A 61 kg skier speeds down a trail, as shown below. The surface is smooth and inclined at an angle of theta = 18 degrees with the horizontal.
a. Draw a free-body diagram for the skier. (Explain how would you draw something like this?)
b. Calculate the normal force on the skier.
c. Assuming that the snow is frictionless, calculate the acceleration of the skier.
2007-11-19 15:19:36 · 1 answers · asked by nirmal 1 in Science & Mathematics ➔ Physics
Please show/explain all work clearly please.
2007-11-19 15:21:57 · update #1
(a) To draw a free-body diagram, you need to identify all of the forces on the object. These come in two flavors: forces from things that are touching the object (contact forces) and forces from things that are NOT touching the object (field forces).
You've only met one field force; that's gravity. So gravity puts a force mg on the object, directed towards the center of the Earth.
The skier is in contact with the ground, so there's one contact force. If the contact is with a surface, this force is usually expressed in two components; perpendicular to the contact surface (the "normal" force - normal simply means "perpendicular") and the component parallel to the surface (created by friction). You're told that the snow is frictionless, so the contact force has only a normal (or perpendicular) component.
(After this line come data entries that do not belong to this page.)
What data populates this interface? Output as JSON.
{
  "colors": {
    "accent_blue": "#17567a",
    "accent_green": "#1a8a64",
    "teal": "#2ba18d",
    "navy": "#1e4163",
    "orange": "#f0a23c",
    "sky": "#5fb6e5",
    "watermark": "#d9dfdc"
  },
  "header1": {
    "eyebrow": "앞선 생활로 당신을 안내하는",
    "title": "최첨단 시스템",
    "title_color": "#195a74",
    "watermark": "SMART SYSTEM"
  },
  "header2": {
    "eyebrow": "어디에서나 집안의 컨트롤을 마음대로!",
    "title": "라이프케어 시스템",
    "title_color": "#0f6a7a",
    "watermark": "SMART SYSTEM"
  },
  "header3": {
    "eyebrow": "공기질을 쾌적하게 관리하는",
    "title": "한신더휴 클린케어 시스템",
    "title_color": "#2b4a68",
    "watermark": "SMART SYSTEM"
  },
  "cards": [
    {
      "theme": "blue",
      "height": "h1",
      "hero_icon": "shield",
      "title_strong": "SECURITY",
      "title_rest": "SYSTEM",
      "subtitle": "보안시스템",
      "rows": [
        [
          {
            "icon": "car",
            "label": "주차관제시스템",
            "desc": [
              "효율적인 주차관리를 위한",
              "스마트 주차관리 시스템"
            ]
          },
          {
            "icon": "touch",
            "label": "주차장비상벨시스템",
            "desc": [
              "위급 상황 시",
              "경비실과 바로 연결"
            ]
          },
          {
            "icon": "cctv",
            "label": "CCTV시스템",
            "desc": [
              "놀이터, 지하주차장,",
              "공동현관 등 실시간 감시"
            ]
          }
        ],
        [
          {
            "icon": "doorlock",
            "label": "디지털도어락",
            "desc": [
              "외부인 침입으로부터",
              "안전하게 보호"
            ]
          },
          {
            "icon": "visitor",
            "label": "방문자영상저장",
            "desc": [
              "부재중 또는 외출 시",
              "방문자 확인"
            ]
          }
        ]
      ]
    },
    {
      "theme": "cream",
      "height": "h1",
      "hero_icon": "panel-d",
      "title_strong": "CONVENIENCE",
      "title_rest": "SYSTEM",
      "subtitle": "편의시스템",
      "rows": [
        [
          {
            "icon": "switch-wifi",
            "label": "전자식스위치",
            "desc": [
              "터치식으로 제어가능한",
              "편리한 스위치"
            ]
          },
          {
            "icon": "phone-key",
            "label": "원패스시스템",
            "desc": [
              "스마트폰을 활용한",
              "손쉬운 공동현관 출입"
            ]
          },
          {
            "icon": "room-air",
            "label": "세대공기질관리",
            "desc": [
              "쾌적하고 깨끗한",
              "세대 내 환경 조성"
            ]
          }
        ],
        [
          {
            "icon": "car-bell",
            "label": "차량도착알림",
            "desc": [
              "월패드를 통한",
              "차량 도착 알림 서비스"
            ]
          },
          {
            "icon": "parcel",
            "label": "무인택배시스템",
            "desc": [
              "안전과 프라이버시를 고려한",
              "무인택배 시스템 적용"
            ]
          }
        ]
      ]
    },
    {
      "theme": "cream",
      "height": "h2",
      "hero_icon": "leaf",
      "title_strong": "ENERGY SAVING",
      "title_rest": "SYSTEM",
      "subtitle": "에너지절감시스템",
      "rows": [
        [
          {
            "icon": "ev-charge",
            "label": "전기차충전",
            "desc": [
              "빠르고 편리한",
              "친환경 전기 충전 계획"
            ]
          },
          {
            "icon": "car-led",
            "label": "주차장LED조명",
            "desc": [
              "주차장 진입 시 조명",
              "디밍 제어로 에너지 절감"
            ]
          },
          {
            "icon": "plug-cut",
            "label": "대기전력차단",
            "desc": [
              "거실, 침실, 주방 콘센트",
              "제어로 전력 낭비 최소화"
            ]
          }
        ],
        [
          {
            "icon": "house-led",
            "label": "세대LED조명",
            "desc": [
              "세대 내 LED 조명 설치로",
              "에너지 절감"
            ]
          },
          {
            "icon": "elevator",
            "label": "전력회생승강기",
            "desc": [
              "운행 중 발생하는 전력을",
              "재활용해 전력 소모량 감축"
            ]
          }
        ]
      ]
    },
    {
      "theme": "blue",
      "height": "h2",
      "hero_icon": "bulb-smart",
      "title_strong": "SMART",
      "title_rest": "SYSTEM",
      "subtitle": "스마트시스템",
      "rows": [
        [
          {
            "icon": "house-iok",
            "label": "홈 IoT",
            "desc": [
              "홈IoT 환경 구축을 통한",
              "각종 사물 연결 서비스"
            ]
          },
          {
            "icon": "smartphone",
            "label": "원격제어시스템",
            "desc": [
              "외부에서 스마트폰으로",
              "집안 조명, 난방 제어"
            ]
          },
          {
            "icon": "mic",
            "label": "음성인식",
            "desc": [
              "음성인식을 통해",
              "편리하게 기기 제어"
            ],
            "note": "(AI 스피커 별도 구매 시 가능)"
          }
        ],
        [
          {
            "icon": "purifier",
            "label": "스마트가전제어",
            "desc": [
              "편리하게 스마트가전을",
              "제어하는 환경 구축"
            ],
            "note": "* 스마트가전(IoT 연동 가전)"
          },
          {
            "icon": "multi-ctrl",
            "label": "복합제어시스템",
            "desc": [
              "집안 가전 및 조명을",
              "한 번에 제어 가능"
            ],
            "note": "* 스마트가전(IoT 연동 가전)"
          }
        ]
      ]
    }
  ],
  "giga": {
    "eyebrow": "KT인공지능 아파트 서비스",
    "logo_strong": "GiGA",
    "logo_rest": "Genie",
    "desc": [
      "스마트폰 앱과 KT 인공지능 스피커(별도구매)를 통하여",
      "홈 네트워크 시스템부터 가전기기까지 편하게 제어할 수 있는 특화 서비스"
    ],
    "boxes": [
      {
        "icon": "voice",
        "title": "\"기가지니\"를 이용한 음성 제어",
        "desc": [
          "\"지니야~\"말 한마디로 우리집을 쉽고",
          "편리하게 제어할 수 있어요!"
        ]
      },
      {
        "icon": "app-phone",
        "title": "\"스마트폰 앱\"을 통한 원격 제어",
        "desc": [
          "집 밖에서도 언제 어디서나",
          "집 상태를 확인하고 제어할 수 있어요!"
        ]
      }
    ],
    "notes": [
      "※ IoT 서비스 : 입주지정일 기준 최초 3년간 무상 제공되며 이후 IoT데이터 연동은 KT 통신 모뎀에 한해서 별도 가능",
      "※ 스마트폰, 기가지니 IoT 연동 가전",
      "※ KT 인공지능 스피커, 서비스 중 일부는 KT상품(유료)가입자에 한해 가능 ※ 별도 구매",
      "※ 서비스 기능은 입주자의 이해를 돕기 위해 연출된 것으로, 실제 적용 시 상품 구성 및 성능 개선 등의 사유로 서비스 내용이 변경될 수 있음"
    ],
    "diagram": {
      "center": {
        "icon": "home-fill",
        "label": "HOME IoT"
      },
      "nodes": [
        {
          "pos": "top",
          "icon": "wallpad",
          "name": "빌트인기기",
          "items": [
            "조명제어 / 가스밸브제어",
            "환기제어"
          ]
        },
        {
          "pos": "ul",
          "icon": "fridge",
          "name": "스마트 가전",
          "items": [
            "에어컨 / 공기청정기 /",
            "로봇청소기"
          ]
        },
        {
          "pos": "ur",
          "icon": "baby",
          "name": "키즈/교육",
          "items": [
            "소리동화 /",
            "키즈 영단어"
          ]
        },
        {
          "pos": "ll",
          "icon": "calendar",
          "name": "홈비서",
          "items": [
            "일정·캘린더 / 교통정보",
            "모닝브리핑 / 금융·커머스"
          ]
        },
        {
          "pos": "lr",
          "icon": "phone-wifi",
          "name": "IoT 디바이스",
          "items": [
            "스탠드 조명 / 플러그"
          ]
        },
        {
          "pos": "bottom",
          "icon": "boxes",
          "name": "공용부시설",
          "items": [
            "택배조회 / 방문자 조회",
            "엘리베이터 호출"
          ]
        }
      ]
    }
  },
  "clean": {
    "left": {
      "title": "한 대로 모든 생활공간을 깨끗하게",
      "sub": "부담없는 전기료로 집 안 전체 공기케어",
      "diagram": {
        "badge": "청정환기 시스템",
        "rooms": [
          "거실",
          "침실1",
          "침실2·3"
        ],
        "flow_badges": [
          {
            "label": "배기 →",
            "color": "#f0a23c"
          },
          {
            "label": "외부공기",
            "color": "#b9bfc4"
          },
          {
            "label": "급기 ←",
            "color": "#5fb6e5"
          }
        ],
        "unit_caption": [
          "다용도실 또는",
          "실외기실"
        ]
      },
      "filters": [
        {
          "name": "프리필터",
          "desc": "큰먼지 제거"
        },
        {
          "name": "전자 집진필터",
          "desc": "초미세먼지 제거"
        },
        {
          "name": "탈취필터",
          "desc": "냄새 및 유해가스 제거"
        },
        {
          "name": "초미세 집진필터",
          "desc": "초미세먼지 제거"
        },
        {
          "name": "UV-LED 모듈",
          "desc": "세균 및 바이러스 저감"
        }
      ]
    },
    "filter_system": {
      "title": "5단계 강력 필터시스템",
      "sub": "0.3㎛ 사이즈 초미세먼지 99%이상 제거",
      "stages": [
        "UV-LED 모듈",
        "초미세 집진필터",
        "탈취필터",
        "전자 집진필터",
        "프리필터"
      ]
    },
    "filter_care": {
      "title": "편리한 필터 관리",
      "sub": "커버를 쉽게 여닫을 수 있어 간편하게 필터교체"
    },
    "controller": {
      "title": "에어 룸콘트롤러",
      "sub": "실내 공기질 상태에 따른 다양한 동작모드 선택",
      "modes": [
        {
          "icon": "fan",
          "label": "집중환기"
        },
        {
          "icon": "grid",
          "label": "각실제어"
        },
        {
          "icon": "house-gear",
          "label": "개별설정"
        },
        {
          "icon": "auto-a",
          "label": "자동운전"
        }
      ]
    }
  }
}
So your free-body diagram will have two arrows: one pointing down, with magnitude mg, and the other pointing 18 degrees from the vertical (that is, perpendicular to the surface) with magnitude N.
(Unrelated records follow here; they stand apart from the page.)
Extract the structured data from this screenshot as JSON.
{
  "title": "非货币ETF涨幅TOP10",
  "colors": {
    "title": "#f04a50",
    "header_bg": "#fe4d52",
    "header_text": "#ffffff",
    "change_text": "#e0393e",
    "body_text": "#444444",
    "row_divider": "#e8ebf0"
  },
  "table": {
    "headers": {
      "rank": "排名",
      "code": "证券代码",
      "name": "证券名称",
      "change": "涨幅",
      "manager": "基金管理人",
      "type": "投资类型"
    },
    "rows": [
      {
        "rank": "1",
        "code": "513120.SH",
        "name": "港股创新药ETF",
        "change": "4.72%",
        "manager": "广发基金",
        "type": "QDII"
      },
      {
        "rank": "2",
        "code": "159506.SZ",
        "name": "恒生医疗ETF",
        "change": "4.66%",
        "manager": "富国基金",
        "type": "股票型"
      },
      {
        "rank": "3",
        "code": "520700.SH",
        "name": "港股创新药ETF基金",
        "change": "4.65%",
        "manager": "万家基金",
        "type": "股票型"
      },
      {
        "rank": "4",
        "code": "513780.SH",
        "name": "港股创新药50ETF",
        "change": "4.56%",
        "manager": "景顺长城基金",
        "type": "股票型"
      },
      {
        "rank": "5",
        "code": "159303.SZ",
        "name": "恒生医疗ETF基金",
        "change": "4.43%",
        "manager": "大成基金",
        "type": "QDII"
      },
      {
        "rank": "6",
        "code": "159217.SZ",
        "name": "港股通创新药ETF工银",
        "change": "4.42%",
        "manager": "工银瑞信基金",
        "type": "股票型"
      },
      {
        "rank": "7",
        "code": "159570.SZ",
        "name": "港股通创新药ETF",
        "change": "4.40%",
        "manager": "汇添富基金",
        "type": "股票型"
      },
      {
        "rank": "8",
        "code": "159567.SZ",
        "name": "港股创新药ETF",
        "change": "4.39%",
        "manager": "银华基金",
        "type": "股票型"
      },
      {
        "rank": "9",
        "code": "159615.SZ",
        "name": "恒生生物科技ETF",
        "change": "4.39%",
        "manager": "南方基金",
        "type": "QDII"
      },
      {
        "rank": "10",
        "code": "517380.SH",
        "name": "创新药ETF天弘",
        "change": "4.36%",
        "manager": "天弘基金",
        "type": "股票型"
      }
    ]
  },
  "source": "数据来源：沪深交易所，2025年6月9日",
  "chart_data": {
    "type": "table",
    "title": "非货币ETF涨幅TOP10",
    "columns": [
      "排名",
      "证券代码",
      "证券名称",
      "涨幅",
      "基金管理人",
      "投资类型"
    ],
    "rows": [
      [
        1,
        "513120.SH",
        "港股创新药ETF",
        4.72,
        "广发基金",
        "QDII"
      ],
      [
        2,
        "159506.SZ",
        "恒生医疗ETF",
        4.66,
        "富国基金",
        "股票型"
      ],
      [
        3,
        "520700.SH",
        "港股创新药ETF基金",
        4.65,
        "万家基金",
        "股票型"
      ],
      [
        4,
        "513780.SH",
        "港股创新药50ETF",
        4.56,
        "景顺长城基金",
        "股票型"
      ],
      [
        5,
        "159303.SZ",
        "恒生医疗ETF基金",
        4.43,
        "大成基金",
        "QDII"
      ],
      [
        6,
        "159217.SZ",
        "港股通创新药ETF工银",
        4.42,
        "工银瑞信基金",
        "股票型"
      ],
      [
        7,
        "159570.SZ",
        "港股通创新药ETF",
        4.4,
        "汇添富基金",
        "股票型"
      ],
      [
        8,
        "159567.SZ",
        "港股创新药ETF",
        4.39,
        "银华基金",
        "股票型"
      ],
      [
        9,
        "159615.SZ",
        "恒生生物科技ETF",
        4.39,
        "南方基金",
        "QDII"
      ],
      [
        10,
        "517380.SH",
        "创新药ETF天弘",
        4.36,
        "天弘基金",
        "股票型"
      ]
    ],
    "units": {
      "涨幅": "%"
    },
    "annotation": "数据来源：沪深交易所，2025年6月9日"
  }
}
(b) Apply a Cartesian coordinate system to your free-body diagram. Align the x axis with the slope, so your coordinate system is tilted. We'll call the direction perpendicular to the surface "up" even though it's not truly up.
You have two contributions to the net "vertical" force: the normal force (up) and a component of gravity, mg cos 18, down. There's no net acceleration (and no net force) in this dimension. So Newton's Second Law in this dimension is
F = 0 = N - mg cos 18
Plug in m, g, and cos 18 and solve for N.
In the "horizontal" dimension, you have but one force: mg sin 18. So Newton's Second Law for this dimension is
F = ma = mg sin 18
ma = mg sin 18
a = g sin 18
Plug in g and sin 18 to get the downhill acceleration.
2007-11-19 15:32:04 · answer #1 · answered by jgoulden 7 · 0⤊ 0⤋